Working from his original design, I cut down the number of crossovers from 4 to 3, cut down the total number of rooms, and added the natural cavern that includes a waterfall into the central pit. The heroes immediately have any number of choices in direction, and they can move around the thing with quite a bit of freedom.
Four immediate access points are in the northwest corner and in the west; these are both connections to rival dwarf mining clans. Both clans have established portcullises as a ‘fence’ between the dungeon complex (as unclaimed territory) and their mine complexes (as per official charters granted by the Council of Beldin Mere). Both clans clearly mark their borders, have magically-sealed portcullises, and leave guardians as well. There are several ways to get to the next lower level (an entrance at the bottom of the central pit, and the stairs on the eastern end are two ways), although others surely exist… eventually.

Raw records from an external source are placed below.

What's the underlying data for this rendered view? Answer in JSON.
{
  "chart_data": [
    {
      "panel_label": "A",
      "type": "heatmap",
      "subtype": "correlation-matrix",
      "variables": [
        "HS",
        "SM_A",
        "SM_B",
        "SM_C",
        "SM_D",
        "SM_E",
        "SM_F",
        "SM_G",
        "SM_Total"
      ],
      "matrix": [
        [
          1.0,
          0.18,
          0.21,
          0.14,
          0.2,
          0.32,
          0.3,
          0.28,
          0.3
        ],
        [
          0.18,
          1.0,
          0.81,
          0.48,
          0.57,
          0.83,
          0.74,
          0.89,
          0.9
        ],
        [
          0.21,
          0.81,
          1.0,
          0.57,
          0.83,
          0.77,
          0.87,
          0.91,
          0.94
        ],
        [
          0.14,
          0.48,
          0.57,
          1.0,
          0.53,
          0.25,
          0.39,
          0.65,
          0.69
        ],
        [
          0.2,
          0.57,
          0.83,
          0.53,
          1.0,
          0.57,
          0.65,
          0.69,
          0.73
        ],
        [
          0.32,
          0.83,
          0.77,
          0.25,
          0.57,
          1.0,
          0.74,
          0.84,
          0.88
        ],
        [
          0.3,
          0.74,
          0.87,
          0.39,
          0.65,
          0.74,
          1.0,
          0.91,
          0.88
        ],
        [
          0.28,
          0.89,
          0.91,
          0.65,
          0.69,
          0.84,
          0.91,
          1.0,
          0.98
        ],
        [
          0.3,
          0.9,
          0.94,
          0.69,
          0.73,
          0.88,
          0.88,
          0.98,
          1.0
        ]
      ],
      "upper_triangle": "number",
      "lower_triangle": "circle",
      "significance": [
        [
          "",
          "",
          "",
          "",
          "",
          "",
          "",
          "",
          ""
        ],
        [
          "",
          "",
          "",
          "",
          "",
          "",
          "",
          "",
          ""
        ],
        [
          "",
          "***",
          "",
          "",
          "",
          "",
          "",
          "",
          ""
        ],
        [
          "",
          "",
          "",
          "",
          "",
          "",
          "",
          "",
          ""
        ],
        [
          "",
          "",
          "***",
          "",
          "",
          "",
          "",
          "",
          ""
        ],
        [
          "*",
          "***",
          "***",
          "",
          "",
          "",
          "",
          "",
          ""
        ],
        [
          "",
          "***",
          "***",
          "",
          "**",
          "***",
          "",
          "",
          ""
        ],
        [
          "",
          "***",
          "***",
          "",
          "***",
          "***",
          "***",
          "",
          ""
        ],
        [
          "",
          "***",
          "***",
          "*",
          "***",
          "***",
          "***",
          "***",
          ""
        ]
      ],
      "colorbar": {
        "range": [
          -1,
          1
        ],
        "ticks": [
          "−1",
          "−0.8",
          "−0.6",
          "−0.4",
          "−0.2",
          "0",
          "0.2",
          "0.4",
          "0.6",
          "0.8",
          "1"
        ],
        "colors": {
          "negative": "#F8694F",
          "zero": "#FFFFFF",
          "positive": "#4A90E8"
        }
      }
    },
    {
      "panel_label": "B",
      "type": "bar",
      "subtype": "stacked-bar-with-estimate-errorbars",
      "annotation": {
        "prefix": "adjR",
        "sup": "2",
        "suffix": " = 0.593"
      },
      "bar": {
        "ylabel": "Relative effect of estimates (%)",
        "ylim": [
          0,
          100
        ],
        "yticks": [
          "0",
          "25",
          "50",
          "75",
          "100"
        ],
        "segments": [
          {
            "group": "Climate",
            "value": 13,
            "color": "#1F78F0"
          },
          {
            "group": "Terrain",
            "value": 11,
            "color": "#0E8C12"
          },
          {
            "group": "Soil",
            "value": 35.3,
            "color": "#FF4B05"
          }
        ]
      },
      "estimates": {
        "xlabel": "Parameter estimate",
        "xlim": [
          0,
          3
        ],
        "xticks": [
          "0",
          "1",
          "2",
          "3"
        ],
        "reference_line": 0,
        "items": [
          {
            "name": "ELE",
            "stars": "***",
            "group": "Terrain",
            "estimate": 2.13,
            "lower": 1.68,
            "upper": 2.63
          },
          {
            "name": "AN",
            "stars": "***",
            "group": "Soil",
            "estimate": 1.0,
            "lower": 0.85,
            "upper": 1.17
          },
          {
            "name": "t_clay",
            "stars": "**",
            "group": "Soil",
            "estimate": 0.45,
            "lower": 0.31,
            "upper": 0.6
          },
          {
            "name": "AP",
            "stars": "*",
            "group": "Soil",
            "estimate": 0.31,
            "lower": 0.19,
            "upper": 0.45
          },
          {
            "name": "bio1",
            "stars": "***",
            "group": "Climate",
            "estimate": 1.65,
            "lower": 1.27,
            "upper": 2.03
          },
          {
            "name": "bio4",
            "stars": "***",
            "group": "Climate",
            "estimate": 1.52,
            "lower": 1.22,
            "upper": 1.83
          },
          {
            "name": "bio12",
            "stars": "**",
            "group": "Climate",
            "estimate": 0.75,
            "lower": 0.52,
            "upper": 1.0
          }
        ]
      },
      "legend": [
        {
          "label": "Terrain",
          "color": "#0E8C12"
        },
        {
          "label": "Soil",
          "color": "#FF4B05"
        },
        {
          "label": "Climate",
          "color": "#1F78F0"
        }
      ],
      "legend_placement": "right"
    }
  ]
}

My group of heroes will enter through the temple complex at the far eastern end. This temple rests directly beneath the Inn of the 99 Ears, and Trom Trollslayer has petitioned for and been granted a ‘special writ’ granting him property rights to all land directly beneath the confines of his inn. He therefore claims the temple itself as his (by property right), and wants to explore further down, to see what else may be his by right. Further, he wants to live vicariously through a group of young explorers; his wife would never allow him to undertake such reckless activity as dungeon crawling, but he craves the excitement of the adventuring life, and he’s hoping that by acting as the brains behind a young team, he can relive his glory days. He’s intentionally picked young, inexperienced but relatively trustworthy and honest folk for his fellowship, and expects to be fair with them; he sees them eventually becoming part of his extended family, but also knows that the life can be dangerous, and that it’s quite likely some (or all) will not survive long.